İslam kültüründe bir davranışın meşru olup olmadığı, onun fıkha uygunluğuyla değerlendirilir. Bu yüzden İslam, “fıkıhçıdır”. Kindî ve Rüşd gibi isimler felsefeyle İslam’ın örtüştüğünü söylese de İslam fıkıh ve kelamcıları felsefenin önünde bir engel olmuştur.[228]

___________________
[228] Hasan Aydın, “İslam Dünyasında…”, ags.
[229] “İzafi” (göreceli): “sf. fel. Varlığı başka bir şeyin varlığına bağlı bulunan, mutlak olmayan, göreli, bağıntılı, izafi, nispi, rölatif.”. TDK, ags., “Göreceli”, Güncel Türkçe Sözlük, Erişim: 15 Haziran 2019.
[230] Tabîiyyûn (tabiatçılar, natüralistler), “İyonyalı filozoflar gibi tabiat bilimlerine dayalı bir metafizik kurma çabası içinde olan İslâm filozoflarının temsil ettiği akım.” (a). Dehriyye (dehriyyûn, materyalistler) (a)(b), “Âlemin ezelî olduğunu ve bir yaratıcısının bulunmadığını savunan materyalist felsefe akımı.” (b). (a) Burhan Köroğlu, “TABİATÇILAR”, TDV İslâm Ansiklopedisi (DİA), TDV İslâm Araştırmaları Merkezi (İSAM), 2010, <https://cdn.islamansiklopedisi.org.tr/dosya/39/C39012870.pdf> Cilt: 39, s. 327; (b) Hayrani Altıntaş, “DEHRİYYE”, TDV İslâm Ansiklopedisi (DİA), TDV İslâm Araştırmaları Merkezi (İSAM), 1994, <https://cdn.islamansiklopedisi.org.tr/dosya/9/C09003332.pdf> Cilt: 9, s. 107; Erişimler: 15 Haziran 2019.
[231] Râzî, Ebû Bekir (Ebû Bekr Muhammed b.
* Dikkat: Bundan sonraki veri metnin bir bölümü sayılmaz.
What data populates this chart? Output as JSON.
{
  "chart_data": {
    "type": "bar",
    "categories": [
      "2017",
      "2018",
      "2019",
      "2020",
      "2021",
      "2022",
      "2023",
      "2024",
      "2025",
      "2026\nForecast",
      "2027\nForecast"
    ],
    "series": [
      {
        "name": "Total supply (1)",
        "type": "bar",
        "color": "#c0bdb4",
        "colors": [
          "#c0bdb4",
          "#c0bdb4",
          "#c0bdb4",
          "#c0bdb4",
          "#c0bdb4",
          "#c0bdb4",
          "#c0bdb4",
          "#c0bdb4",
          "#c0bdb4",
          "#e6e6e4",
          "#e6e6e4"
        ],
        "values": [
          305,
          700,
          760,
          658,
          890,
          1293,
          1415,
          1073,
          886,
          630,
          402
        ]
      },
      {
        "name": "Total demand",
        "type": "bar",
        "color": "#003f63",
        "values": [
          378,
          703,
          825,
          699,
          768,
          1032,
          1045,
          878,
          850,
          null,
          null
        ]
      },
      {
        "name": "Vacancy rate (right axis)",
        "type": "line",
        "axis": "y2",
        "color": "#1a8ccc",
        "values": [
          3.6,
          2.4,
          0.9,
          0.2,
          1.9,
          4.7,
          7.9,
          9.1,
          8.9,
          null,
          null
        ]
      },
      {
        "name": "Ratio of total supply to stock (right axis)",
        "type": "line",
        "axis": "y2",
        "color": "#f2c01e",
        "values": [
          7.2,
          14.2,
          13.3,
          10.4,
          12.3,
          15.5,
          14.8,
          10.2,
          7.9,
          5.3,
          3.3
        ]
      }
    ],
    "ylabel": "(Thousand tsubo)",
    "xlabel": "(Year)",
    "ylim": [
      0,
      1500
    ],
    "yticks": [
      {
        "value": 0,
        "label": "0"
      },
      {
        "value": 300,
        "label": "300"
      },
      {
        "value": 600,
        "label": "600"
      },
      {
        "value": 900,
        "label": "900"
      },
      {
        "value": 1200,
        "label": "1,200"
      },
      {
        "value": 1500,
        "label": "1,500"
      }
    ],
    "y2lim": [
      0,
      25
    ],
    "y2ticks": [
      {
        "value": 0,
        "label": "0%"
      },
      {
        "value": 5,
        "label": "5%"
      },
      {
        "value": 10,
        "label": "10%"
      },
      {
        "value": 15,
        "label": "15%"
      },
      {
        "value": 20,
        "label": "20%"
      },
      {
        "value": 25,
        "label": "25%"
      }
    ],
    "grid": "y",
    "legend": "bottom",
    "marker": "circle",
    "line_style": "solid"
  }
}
Zekeriyyâ er-Râzî) (a): 854-925, İran, İrani/Pers (b). “Ünlü hekim ve filozof.” (a). (a) Mahmut Kaya, “RÂZÎ, Ebû Bekir”, TDV İslâm Ansiklopedisi (DİA), TDV İslâm Araştırmaları Merkezi (İSAM), 2008, <https://cdn.islamansiklopedisi.org.tr/dosya/34/C34011299.pdf> Cilt: 34, s. 479; (b) Wikipedia Contributes, “Muhammad ibn Zakariya al-Razi”, Wikipedia, The Free Encyclopedia, <https://en.wikipedia.org/wiki/Muhammad_ibn_Zakariya_al-Razi>; Erişimler: 3 Eylül 2015.
[232] İbnü’s-Salâh eş-Şehrezûrî / İbn el-Salah: 1181’de Irak’ta doğdu, 1245’de Suriye’de öldü, Kürt. Şafii hadis uzmanı/âlimi, fakih/fıkıhçı. Wikipedia Contributes, “Ibn al-Salah”, Wikipedia, The Free Encyclopedia, <https://en.wikipedia.org/wiki/Ibn_al-Salah> Erişim: 3 Eylül 2015; M. Yaşar Kandemir, “İBNÜ’s-SALÂH eş-ŞEHREZÛRΔ, TDV İslâm Ansiklopedisi (DİA), TDV İslâm Araştırmaları Merkezi (İSAM), 2000, <https://cdn.islamansiklopedisi.org.tr/dosya/21/C21007021.pdf> Erişim: 23 Ağustos 2019, Cilt: 21, s. 198, 199.

 

Felsefe, İslam dünyasında yararcılık/pragmatist nedenlerle varlık kazanmıştır. Şehir devletinden imparatorluğa giden bu yolda İslam’ın buna ihtiyacı vardı: Örneğin baraj yapımı, tıp alanı, hukuk, astronomi gibi alanlarda -kendiliğinden- gereklilik oluştu. Felsefeyi İslam halifeleri -saray bünyesinde, devlet desteği ile- korumuşlardır: O, sokağa inmeyerek sarayda varlık buldu. Kelamın halkça yapılması, felsefenin sarayca yapılması, kelamın felsefeye/saraya neden karşı durduğunun sebeplerinden biridir. En son, kelamcı Gazzâlî’nin saraya danışman olarak girmesiyle saray, felsefeden temizlenmeye çalışılmıştır. Kindî, Z. Razi, Sînâ, Rüşd gibi isimler halifenin yanında, sarayda çalışmaktaydılar. Bu durum, hangi halife gelirse, onun düşüncesi neyse İslam o yola sapıyor tarzında bir krize yol açmıştır ve öyle de olmuştur. İslam’da o dönemlerde felsefe, günümüz anlamıyla değil, bir bilimler sistemi olarak görülürdü: Mühendis, doktor, matematik, kimya/simya konularıyla teolojik/dinsel/ilahiyat konularını da içerirdi.[233] (“Pragmatizm”[234])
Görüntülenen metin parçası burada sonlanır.